6 minutes de lecture

J'ignore quand je m'endormis, mais je me réveillai les larmes aux yeux. Nous étions revenus au manoir de Darren. Combien d’heures avais-je dormi ? Je regardai l’horloge de la voiture : 3:15.

— Souhaites-tu poursuivre la thérapie par exposition ? demanda-t-il alors. Tu as sûrement eu ta dose d’émotions pour un moment.

— Pour toute une vie, murmurai-je.

Plus une façon de parler, vu ma situation.

— Si tu souhaites continuer, je propose de remettre la prochaine séance à dans une semaine, proposa-t-il.

Je hochai la tête, reconnaissante de ce délai.

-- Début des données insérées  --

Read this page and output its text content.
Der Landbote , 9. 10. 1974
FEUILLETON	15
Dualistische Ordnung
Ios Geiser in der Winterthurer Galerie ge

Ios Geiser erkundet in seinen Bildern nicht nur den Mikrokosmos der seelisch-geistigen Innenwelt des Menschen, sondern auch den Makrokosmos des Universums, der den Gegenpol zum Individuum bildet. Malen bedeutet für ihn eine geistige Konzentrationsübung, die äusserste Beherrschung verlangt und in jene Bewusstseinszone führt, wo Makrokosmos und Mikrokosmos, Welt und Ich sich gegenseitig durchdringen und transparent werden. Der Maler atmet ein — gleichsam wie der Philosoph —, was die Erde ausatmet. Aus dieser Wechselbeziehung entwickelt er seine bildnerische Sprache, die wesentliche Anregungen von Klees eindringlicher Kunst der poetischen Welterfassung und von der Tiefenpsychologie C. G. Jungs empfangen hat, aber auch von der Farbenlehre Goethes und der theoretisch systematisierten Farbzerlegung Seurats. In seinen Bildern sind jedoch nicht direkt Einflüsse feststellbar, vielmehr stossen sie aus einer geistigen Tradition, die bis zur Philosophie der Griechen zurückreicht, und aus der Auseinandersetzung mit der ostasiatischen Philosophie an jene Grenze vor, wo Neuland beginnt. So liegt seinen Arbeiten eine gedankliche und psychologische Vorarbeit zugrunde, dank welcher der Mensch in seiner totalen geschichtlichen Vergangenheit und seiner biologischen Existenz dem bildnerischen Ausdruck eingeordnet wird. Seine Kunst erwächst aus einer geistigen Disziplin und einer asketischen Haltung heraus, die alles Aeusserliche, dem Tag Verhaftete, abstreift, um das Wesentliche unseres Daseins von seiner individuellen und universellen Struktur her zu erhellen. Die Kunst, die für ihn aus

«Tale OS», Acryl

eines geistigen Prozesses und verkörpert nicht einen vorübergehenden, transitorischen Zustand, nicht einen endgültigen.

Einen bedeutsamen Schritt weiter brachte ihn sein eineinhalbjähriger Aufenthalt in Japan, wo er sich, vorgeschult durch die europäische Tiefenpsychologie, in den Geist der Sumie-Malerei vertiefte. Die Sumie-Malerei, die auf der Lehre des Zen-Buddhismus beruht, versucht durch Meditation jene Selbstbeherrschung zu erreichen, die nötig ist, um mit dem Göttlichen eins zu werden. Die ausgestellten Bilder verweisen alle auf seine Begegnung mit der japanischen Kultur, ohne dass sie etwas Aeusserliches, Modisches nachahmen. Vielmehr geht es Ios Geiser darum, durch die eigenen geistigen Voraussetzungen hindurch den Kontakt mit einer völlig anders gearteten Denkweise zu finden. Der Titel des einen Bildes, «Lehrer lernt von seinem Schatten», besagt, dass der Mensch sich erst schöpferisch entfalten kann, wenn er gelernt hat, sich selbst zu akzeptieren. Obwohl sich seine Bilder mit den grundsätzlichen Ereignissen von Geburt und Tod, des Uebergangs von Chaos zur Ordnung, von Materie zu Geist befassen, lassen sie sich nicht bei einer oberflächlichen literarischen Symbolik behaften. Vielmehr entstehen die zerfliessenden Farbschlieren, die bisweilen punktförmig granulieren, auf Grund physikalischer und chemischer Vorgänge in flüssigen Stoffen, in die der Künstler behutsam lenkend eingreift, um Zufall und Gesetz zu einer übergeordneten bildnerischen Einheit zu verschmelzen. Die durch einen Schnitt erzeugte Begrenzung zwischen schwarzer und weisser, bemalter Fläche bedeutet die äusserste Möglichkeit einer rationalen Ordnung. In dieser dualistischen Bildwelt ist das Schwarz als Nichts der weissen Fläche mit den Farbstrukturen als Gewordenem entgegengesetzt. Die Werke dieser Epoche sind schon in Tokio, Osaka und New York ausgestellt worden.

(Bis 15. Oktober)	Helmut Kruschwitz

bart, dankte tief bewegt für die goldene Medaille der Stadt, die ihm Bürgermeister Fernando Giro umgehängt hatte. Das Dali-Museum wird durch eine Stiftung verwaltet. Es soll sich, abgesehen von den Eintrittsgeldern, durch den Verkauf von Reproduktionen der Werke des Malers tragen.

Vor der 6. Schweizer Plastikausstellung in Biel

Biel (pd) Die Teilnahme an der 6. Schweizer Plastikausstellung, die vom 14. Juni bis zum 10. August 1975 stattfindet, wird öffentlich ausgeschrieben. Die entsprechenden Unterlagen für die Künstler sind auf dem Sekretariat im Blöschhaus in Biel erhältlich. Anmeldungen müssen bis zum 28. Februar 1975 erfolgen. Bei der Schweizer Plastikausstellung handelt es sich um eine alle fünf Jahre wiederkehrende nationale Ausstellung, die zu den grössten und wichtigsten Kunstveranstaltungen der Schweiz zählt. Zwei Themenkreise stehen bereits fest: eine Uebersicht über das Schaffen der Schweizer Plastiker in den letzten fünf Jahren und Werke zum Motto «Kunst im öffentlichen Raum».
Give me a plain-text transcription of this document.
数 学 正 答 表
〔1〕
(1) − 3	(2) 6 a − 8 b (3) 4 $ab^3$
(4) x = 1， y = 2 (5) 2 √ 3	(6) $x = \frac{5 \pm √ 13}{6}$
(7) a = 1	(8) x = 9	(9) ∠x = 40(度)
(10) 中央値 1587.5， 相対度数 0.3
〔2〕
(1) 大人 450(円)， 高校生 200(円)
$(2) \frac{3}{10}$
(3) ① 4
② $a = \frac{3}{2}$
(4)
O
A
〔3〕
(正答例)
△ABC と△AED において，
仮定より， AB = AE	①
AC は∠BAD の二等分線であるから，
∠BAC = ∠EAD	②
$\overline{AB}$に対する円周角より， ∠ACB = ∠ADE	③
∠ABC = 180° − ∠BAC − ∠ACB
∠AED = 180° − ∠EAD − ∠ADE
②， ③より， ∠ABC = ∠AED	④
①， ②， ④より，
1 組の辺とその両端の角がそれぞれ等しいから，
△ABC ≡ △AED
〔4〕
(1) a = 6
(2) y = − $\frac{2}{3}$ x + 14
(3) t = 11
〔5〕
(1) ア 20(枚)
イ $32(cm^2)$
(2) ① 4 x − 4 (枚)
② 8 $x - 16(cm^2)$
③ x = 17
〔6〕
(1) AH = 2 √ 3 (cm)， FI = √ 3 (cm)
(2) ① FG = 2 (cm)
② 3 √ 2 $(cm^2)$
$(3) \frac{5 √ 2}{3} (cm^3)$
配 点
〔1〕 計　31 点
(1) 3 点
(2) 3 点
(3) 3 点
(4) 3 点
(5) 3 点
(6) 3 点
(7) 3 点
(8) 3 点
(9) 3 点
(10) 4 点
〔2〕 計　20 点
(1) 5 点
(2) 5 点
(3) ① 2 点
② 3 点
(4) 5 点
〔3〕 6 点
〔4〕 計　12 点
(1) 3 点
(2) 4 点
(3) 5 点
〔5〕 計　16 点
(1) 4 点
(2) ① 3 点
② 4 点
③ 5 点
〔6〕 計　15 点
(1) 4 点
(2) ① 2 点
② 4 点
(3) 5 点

Le sommeil bien loin dans mon esprit, je me retrouvai dans la cour arrière. La lune projetait une lumière argentée sur l'herbe à mes pieds. Je fermai les yeux, tentant d’effacer le poids dans ma poitrine. Un qui n’avait rien à voir avec la soif, mais m'oppressait autant. Les photos tournèrent en boucle dans ma tête. Les souvenirs se bousculaient, se mêlant à l’odeur de l’herbe et à la brise légère qui caressait ma peau. Je forçai mon esprit à se concentrer sur le moment présent. Je devais passer pour une humaine, une qui se remettait d’un coma, une humaine faible et fragile.

— Les souvenirs ne disparaissent jamais, alors je dois réussir à les laisser de côté.

Je respirai un bon coup et me lançai dans un jogging tranquille. Le jogging était plus lent que la course et je m’efforçai de garder un rythme régulier. Plus facile à dire qu’à faire, alors que je me retrouvai à partir en course plus d’une fois. Je sentais malgré tout que je faisais des progrès. Je pourrais toujours m’en tenir au jogging durant mes cours de sport.

Chaque jour, je me levai, bus quelques verres, et m’entraînai avant le lever du soleil. Je passai des heures dans le bureau de Darren, cochant des livres de ma liste à lire. Après trois jours, je m’essayai à l’écriture. Au lieu de lire, je pris un crayon et des feuilles de papier dans le bureau de Darren.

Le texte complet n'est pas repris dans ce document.